With no fanfare, President Bush yesterday signed into law the most sweeping corporate tax legislation in nearly two decades and the fifth major tax cut since he took office less than four years ago.

His signature means that Bush and the Republican Congress have fundamentally changed the U.S. tax code in ways large and small, for struggling individuals and corporate giants, bow-and-arrow makers and billionaires. Tax experts and academics remain deeply divided about the wisdom and effectiveness of these tax changes, but few disagree on their importance.

"Taken together, those policies and proposals represent a major shift in the structure, incentives, revenues and distributional effects of the American tax system," Brookings Institution economists William G. Gale and Peter R. Orszag wrote last week in the journal Tax Notes.

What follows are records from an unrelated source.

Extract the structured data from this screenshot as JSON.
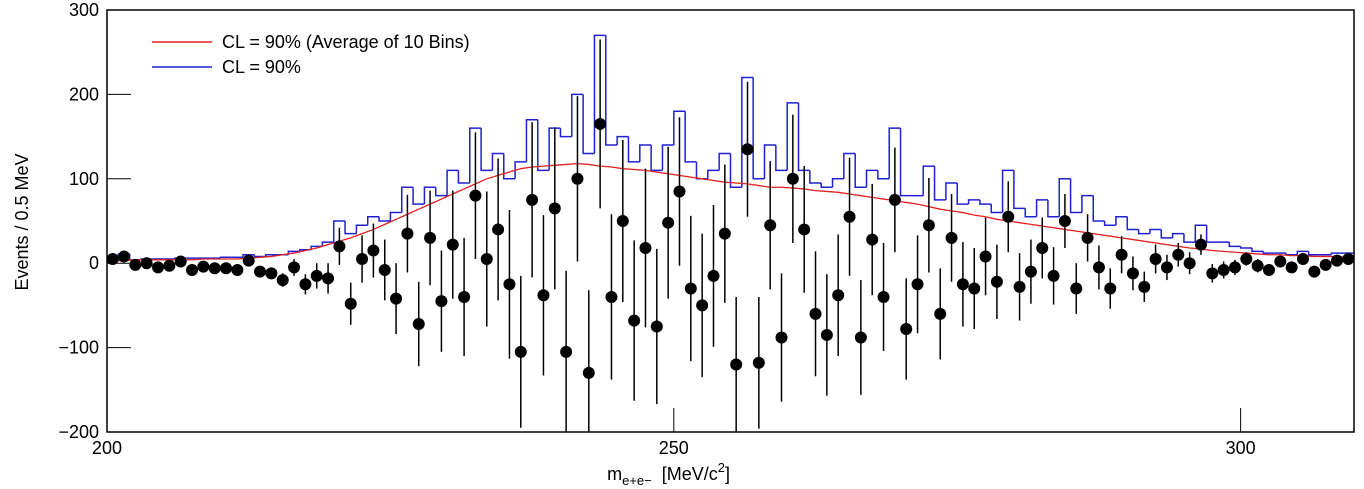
{
  "chart_data": {
    "type": "scatter",
    "y_label": "Events / 0.5 MeV",
    "x_label": {
      "base": "m",
      "subscript": "e+e−",
      "text": "[MeV/c",
      "superscript": "2",
      "close": "]"
    },
    "xlim": [
      200,
      310
    ],
    "ylim": [
      -200,
      300
    ],
    "xticks": [
      200,
      250,
      300
    ],
    "yticks": [
      {
        "value": -200,
        "label": "−200"
      },
      {
        "value": -100,
        "label": "−100"
      },
      0,
      100,
      200,
      300
    ],
    "legend": "top-left",
    "x": [
      200.5,
      201.5,
      202.5,
      203.5,
      204.5,
      205.5,
      206.5,
      207.5,
      208.5,
      209.5,
      210.5,
      211.5,
      212.5,
      213.5,
      214.5,
      215.5,
      216.5,
      217.5,
      218.5,
      219.5,
      220.5,
      221.5,
      222.5,
      223.5,
      224.5,
      225.5,
      226.5,
      227.5,
      228.5,
      229.5,
      230.5,
      231.5,
      232.5,
      233.5,
      234.5,
      235.5,
      236.5,
      237.5,
      238.5,
      239.5,
      240.5,
      241.5,
      242.5,
      243.5,
      244.5,
      245.5,
      246.5,
      247.5,
      248.5,
      249.5,
      250.5,
      251.5,
      252.5,
      253.5,
      254.5,
      255.5,
      256.5,
      257.5,
      258.5,
      259.5,
      260.5,
      261.5,
      262.5,
      263.5,
      264.5,
      265.5,
      266.5,
      267.5,
      268.5,
      269.5,
      270.5,
      271.5,
      272.5,
      273.5,
      274.5,
      275.5,
      276.5,
      277.5,
      278.5,
      279.5,
      280.5,
      281.5,
      282.5,
      283.5,
      284.5,
      285.5,
      286.5,
      287.5,
      288.5,
      289.5,
      290.5,
      291.5,
      292.5,
      293.5,
      294.5,
      295.5,
      296.5,
      297.5,
      298.5,
      299.5,
      300.5,
      301.5,
      302.5,
      303.5,
      304.5,
      305.5,
      306.5,
      307.5,
      308.5,
      309.5
    ],
    "series": [
      {
        "name": "CL = 90% (Average of 10 Bins)",
        "type": "line",
        "color": "#e02020",
        "values": [
          3,
          3,
          4,
          4,
          4,
          4,
          4,
          4,
          5,
          5,
          5,
          5,
          6,
          7,
          8,
          10,
          12,
          15,
          18,
          22,
          26,
          30,
          35,
          40,
          46,
          52,
          58,
          64,
          70,
          76,
          82,
          88,
          94,
          100,
          104,
          108,
          112,
          114,
          115,
          116,
          117,
          118,
          117,
          115,
          114,
          112,
          111,
          110,
          108,
          106,
          104,
          102,
          100,
          98,
          96,
          95,
          94,
          92,
          90,
          90,
          89,
          88,
          86,
          85,
          84,
          82,
          80,
          78,
          76,
          74,
          72,
          70,
          67,
          64,
          62,
          60,
          57,
          55,
          52,
          50,
          48,
          46,
          44,
          42,
          40,
          38,
          36,
          34,
          32,
          30,
          28,
          26,
          24,
          22,
          20,
          18,
          17,
          15,
          14,
          13,
          12,
          11,
          10,
          10,
          9,
          9,
          8,
          8,
          8,
          7
        ]
      },
      {
        "name": "CL = 90%",
        "type": "step",
        "color": "#2020d0",
        "values": [
          8,
          11,
          4,
          5,
          5,
          5,
          6,
          6,
          6,
          6,
          7,
          7,
          10,
          8,
          10,
          10,
          14,
          16,
          20,
          25,
          50,
          35,
          45,
          55,
          50,
          60,
          90,
          70,
          90,
          80,
          110,
          95,
          160,
          110,
          130,
          100,
          120,
          170,
          110,
          160,
          150,
          200,
          130,
          270,
          140,
          150,
          120,
          140,
          110,
          140,
          180,
          120,
          100,
          110,
          130,
          90,
          220,
          100,
          140,
          110,
          190,
          110,
          95,
          90,
          100,
          130,
          90,
          110,
          100,
          160,
          80,
          80,
          115,
          75,
          95,
          70,
          75,
          70,
          60,
          110,
          65,
          55,
          75,
          55,
          100,
          60,
          80,
          50,
          45,
          55,
          40,
          35,
          40,
          30,
          35,
          25,
          45,
          25,
          25,
          20,
          18,
          14,
          12,
          12,
          10,
          14,
          10,
          10,
          12,
          12
        ]
      },
      {
        "type": "errorbar",
        "color": "#000000",
        "values": [
          5,
          8,
          -2,
          0,
          -5,
          -3,
          2,
          -8,
          -4,
          -6,
          -6,
          -8,
          3,
          -10,
          -12,
          -20,
          -5,
          -25,
          -15,
          -18,
          20,
          -48,
          5,
          15,
          -8,
          -42,
          35,
          -72,
          30,
          -45,
          22,
          -40,
          80,
          5,
          40,
          -25,
          -105,
          75,
          -38,
          65,
          -105,
          100,
          -130,
          165,
          -40,
          50,
          -68,
          18,
          -75,
          48,
          85,
          -30,
          -50,
          -15,
          35,
          -120,
          135,
          -118,
          45,
          -88,
          100,
          40,
          -60,
          -85,
          -38,
          55,
          -88,
          28,
          -40,
          75,
          -78,
          -25,
          45,
          -60,
          30,
          -25,
          -30,
          8,
          -22,
          55,
          -28,
          -10,
          18,
          -15,
          50,
          -30,
          30,
          -5,
          -30,
          10,
          -12,
          -28,
          5,
          -5,
          10,
          0,
          22,
          -12,
          -8,
          -5,
          5,
          -3,
          -8,
          2,
          -5,
          5,
          -10,
          -2,
          3,
          5
        ],
        "errors": [
          3,
          3,
          3,
          3,
          3,
          3,
          3,
          4,
          4,
          4,
          4,
          4,
          5,
          6,
          7,
          8,
          10,
          12,
          15,
          18,
          22,
          25,
          28,
          32,
          36,
          42,
          46,
          50,
          56,
          60,
          64,
          70,
          75,
          80,
          84,
          88,
          90,
          92,
          95,
          96,
          96,
          98,
          98,
          100,
          98,
          96,
          95,
          94,
          92,
          90,
          88,
          86,
          85,
          84,
          82,
          80,
          80,
          78,
          76,
          76,
          76,
          75,
          74,
          72,
          72,
          70,
          68,
          66,
          64,
          62,
          60,
          58,
          56,
          54,
          52,
          50,
          48,
          46,
          44,
          42,
          40,
          38,
          36,
          34,
          32,
          30,
          28,
          26,
          24,
          22,
          20,
          18,
          17,
          15,
          14,
          13,
          12,
          11,
          10,
          9,
          8,
          8,
          7,
          7,
          6,
          6,
          6,
          5,
          5,
          5
        ]
      }
    ]
  }
}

Since 2001, Bush has signed tax cuts of $1.35 trillion, $42 billion, $350 billion, $146 billion and $143 billion over 10 years. He has lowered income tax rates at every income level and carved out a new, 10-percent bracket from the 15-percent bracket that had been the lowest. The child tax credit was expanded from $500 to $1,000. Married couples, especially those in the middle-income range, received a significant tax break.

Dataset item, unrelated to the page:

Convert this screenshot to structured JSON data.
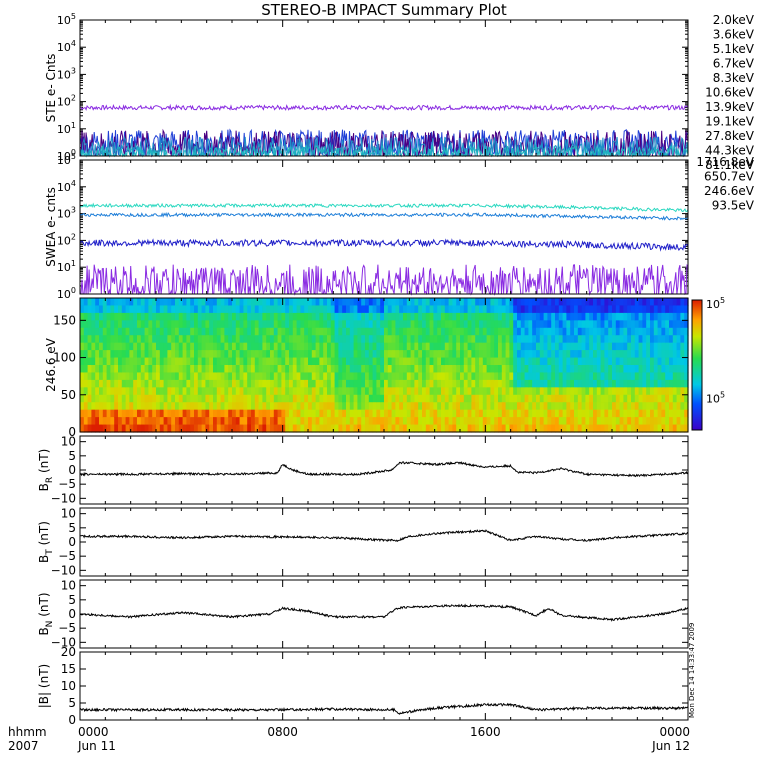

And the estate tax is scheduled to disappear in 2010. Already, Bush's cuts have raised the value of an estate exempt from taxation from $700,000 to $1 million. By 2006, an inheritance worth $2 million will be tax free.

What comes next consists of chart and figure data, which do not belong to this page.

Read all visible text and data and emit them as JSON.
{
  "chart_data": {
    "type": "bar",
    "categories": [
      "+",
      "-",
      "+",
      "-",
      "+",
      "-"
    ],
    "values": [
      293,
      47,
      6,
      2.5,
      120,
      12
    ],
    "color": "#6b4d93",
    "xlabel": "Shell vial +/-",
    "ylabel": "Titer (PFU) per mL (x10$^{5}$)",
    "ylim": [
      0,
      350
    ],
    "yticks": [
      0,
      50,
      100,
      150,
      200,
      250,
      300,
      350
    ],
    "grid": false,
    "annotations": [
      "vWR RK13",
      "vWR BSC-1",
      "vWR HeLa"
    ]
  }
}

But those tax cuts are only the most visible. The president has also raised the amount of child-care and dependent-care costs that can be written off a tax bill and has greatly expanded the amount of retirement savings that can be shielded from taxation. Taxpaying couples with incomes up to $160,000 can deduct thousands of dollars in tuition costs from their taxes until the end of 2005.

Businesses -- especially small businesses -- can deduct significantly more of their investments from their taxes. Investors have received a major cut in the tax rates on dividends and capital gains.

Until yesterday, large corporations complained that they had not been included in the tax-cutting bonanza. Not anymore: The new law showers businesses large and small with $143 billion in tax breaks over the next 10 years, with that cost offset by revenue raisers and loophole closures.

The $76.5 billion centerpiece of the new law effectively lowers the corporate income tax from 35 percent to 32 percent for domestic "producers" -- broadly defined to include old-line manufacturers, newspapers, home builders, even architectural and engineering firms. Also included is $42.6 billion of tax cuts for overseas profits.

Beyond those major provisions are hundreds of smaller measures that benefit restaurant owners and Hollywood producers; makers of bows, arrows and sonar fish finders; NASCAR track owners; and importers of Chinese ceiling fans. The law also includes a significant perk for some individuals, allowing taxpayers in states with no local income taxes to deduct sales taxes from their federal tax bill.

But all of this has come with a cost. All totaled, Bush has enacted more than $2 trillion in tax cuts since he took office. The budget deficit of $413 billion for the fiscal year that ended Sept. 30 was a record in dollar terms, surpassing the record of $377 billion set in 2003.

Even as the economy has recovered from the 2001 recession, taxes as a percentage of the economy have fallen for four straight years, to an estimated 16.2 percent of the gross domestic product in fiscal 2004. That is the lowest level since 1959.

To many conservative economists, such deficits are necessary to get the economy moving again. Edward C. Prescott, who won the Nobel prize for economics this year, commented after the prize was announced: "Tax rates were not cut enough."

A number of recent reassessments have given the tax cuts some credit for the recovery. Economists at Goldman Sachs wrote this week that households spent about two-thirds of the $38 billion in tax rebates mailed out in 2001, boosting growth in July, August and September of that year by 2.2 percent.

But other economists say the tax cuts could have been structured to have far greater economic benefits at lower long-term costs. They have also been fundamentally unfair, shifting more of the federal tax burden from the affluent to the middle class, critics say.

Although all income levels received a tax cut, a Congressional Budget Office study in August concluded that the share of total federal tax liabilities rose on the middle 20 percent of households from 10 percent, when the first tax cut was passed in 2001, to 10.5 percent this year. The share of the richest 20 percent fell from 65.3 percent to 63.5 percent.

In May 2003, President Bush signed a bill authorizing a $350 billion tax cut. Academics and tax experts are divided on the effectiveness of his five tax cuts.